Миссис Милсом всю дорогу дремала, откинувшись на сидение, и даже бурчание кучера не могло оторвать её от, по всей видимости, приятных и сладких сновидений. Будь они хоть отчасти похожи на мои, суеверная и склонная к нервическому возбуждению миссис Милсом и глаз бы не сомкнула.
А я всё думала лишь о своём сне и о том, что скоро моя жизнь изменится. Всего-то год, и я больше не буду пансионеркой в юбке до щиколотки и полосатом переднике, я стану леди, которую пора выдавать замуж. Многие из пансионерок мечтают после выпуска стать не светскими леди, а путешественницами, отправиться в Индию или Америку, но миссис Милсом говорит, что туда уезжают только те девушки, которых не «разобрали» на родине. И ехать по собственной воле в «этот вертеп» мыслящей и образованной леди не стоит.

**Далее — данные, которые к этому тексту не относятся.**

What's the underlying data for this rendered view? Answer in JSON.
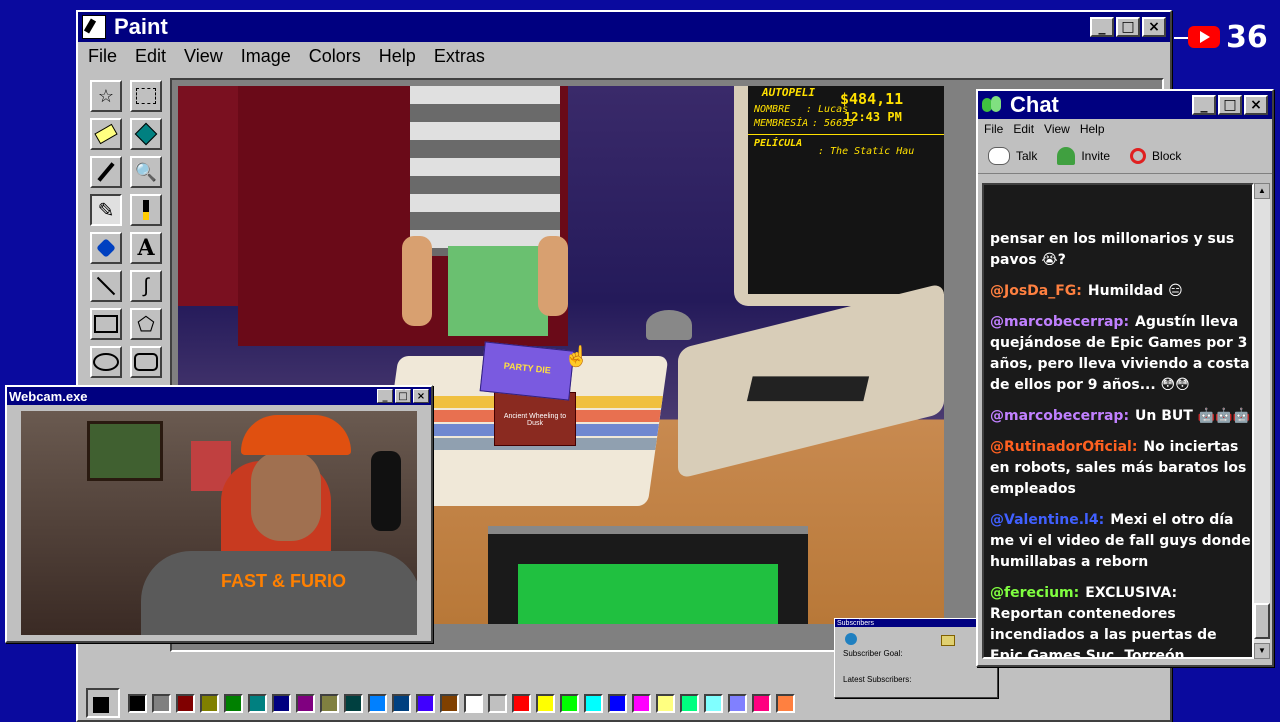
{
  "paint": {
    "title": "Paint",
    "menu": [
      "File",
      "Edit",
      "View",
      "Image",
      "Colors",
      "Help",
      "Extras"
    ],
    "tools": [
      "free-select-icon",
      "rect-select-icon",
      "eraser-icon",
      "fill-icon",
      "picker-icon",
      "magnifier-icon",
      "pencil-icon",
      "brush-icon",
      "airbrush-icon",
      "text-icon",
      "line-icon",
      "curve-icon",
      "rectangle-icon",
      "polygon-icon",
      "ellipse-icon",
      "rounded-rect-icon"
    ],
    "palette": [
      "#000000",
      "#808080",
      "#800000",
      "#808000",
      "#008000",
      "#008080",
      "#000080",
      "#800080",
      "#808040",
      "#004040",
      "#0080ff",
      "#004080",
      "#4000ff",
      "#804000",
      "#ffffff",
      "#c0c0c0",
      "#ff0000",
      "#ffff00",
      "#00ff00",
      "#00ffff",
      "#0000ff",
      "#ff00ff",
      "#ffff80",
      "#00ff80",
      "#80ffff",
      "#8080ff",
      "#ff0080",
      "#ff8040"
    ]
  },
  "screen": {
    "header": "AUTOPELI",
    "name_label": "NOMBRE",
    "name": ": Lucas",
    "member_label": "MEMBRESÍA",
    "member": ": 56653",
    "amount": "$484,11",
    "time": "12:43 PM",
    "movie_label": "PELÍCULA",
    "movie": ": The Static Hau"
  },
  "box": {
    "top": "PARTY DIE",
    "bottom": "Ancient Wheeling to Dusk"
  },
  "youtube": {
    "count": "36"
  },
  "webcam": {
    "title": "Webcam.exe",
    "shirt": "FAST & FURIO"
  },
  "subscribers": {
    "title": "Subscribers",
    "goal": "Subscriber Goal:",
    "latest": "Latest Subscribers:"
  },
  "chat": {
    "title": "Chat",
    "menu": [
      "File",
      "Edit",
      "View",
      "Help"
    ],
    "talk": "Talk",
    "invite": "Invite",
    "block": "Block",
    "messages": [
      {
        "user": "",
        "color": "#ffffff",
        "text": "pensar en los millonarios y sus pavos 😭?"
      },
      {
        "user": "@JosDa_FG:",
        "color": "#ff8040",
        "text": "Humildad 😑"
      },
      {
        "user": "@marcobecerrap:",
        "color": "#c080ff",
        "text": "Agustín lleva quejándose de Epic Games por 3 años, pero lleva viviendo a costa de ellos por 9 años... 😳😳"
      },
      {
        "user": "@marcobecerrap:",
        "color": "#c080ff",
        "text": "Un BUT 🤖🤖🤖"
      },
      {
        "user": "@RutinadorOficial:",
        "color": "#ff6020",
        "text": "No inciertas en robots, sales más baratos los empleados"
      },
      {
        "user": "@Valentine.l4:",
        "color": "#4060ff",
        "text": "Mexi el otro día me vi el video de fall guys donde humillabas a reborn"
      },
      {
        "user": "@ferecium:",
        "color": "#80ff40",
        "text": "EXCLUSIVA: Reportan contenedores incendiados a las puertas de Epic Games Suc. Torreón"
      }
    ]
  }
}
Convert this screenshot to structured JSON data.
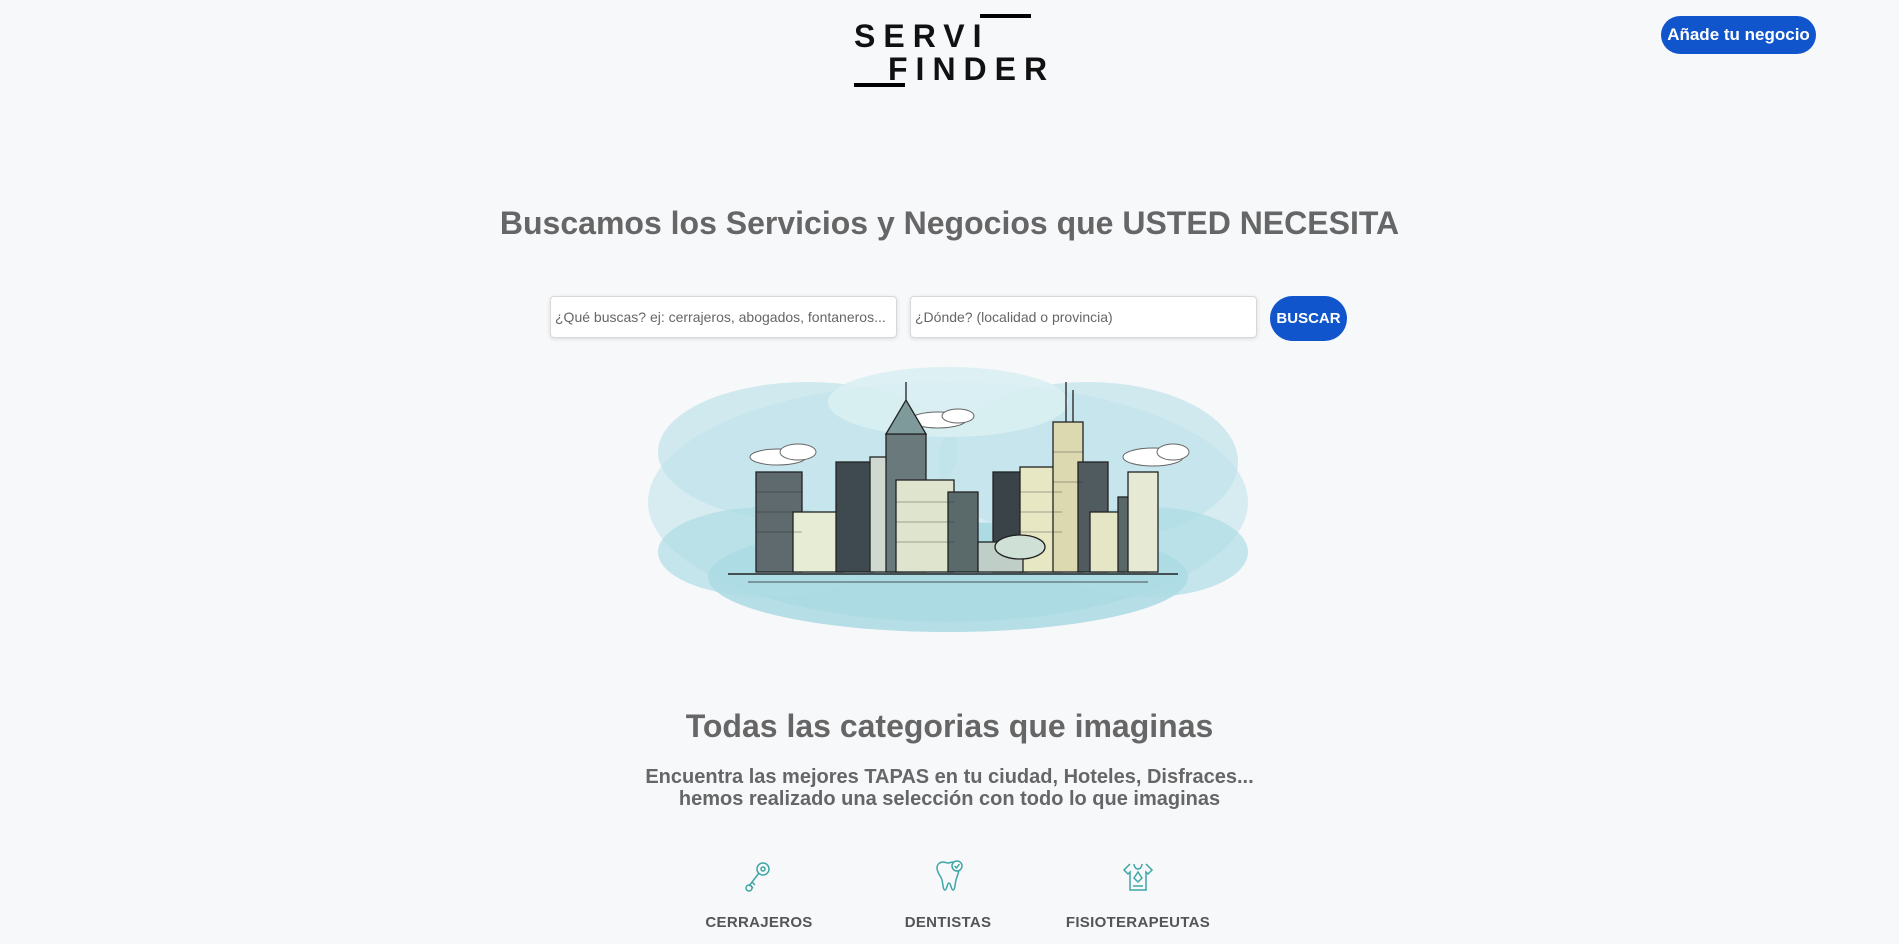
{
  "logo": {
    "line1": "SERVI",
    "line2": "FINDER"
  },
  "header": {
    "add_business_label": "Añade tu negocio"
  },
  "hero": {
    "title": "Buscamos los Servicios y Negocios que USTED NECESITA"
  },
  "search": {
    "what_placeholder": "¿Qué buscas? ej: cerrajeros, abogados, fontaneros...",
    "where_placeholder": "¿Dónde? (localidad o provincia)",
    "button_label": "BUSCAR"
  },
  "categories_section": {
    "title": "Todas las categorias que imaginas",
    "subtitle_line1": "Encuentra las mejores TAPAS en tu ciudad, Hoteles, Disfraces...",
    "subtitle_line2": "hemos realizado una selección con todo lo que imaginas",
    "items": [
      {
        "label": "CERRAJEROS",
        "icon": "key-icon"
      },
      {
        "label": "DENTISTAS",
        "icon": "tooth-icon"
      },
      {
        "label": "FISIOTERAPEUTAS",
        "icon": "physio-icon"
      }
    ]
  },
  "colors": {
    "accent": "#1155cc",
    "background": "#f7f8fa",
    "text": "#666666"
  }
}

Так что у меня нет права даже на мечты.
Последний год в пансионе начался так же, как и все прежние: мисс Строу, учительница географии и рисования, питающая презрение ко всем, кто не имеет изобразительного таланта, сопроводила свою самую бесталанную ученицу до комнаты, которую я занимала вот уже столько лет с осени до весны. Я её всегда любила, ведь расположена она крайне удачно: утром мне радостно просыпаться от искрящихся лучей и пляшущих в них пылинок, а вечером тревожное закатное зарево не заливает её кровавыми всполохами. Гардероб, кровать и письменный стол, таз для умывания с кувшином – вот и всё убранство, но я люблю эту комнату больше, чем красиво обставленную в лондонском доме дяди. Я проведу здесь меньше года, прежде чем отправлюсь в вольное плавание, как бы мне не хотелось остаться в пансионе навсегда. Но вести жизнь скромной учительницы в пансионе мне не разрешит дядя. Не такой судьбы хотели для меня матушка и отец, мы оба это знаем.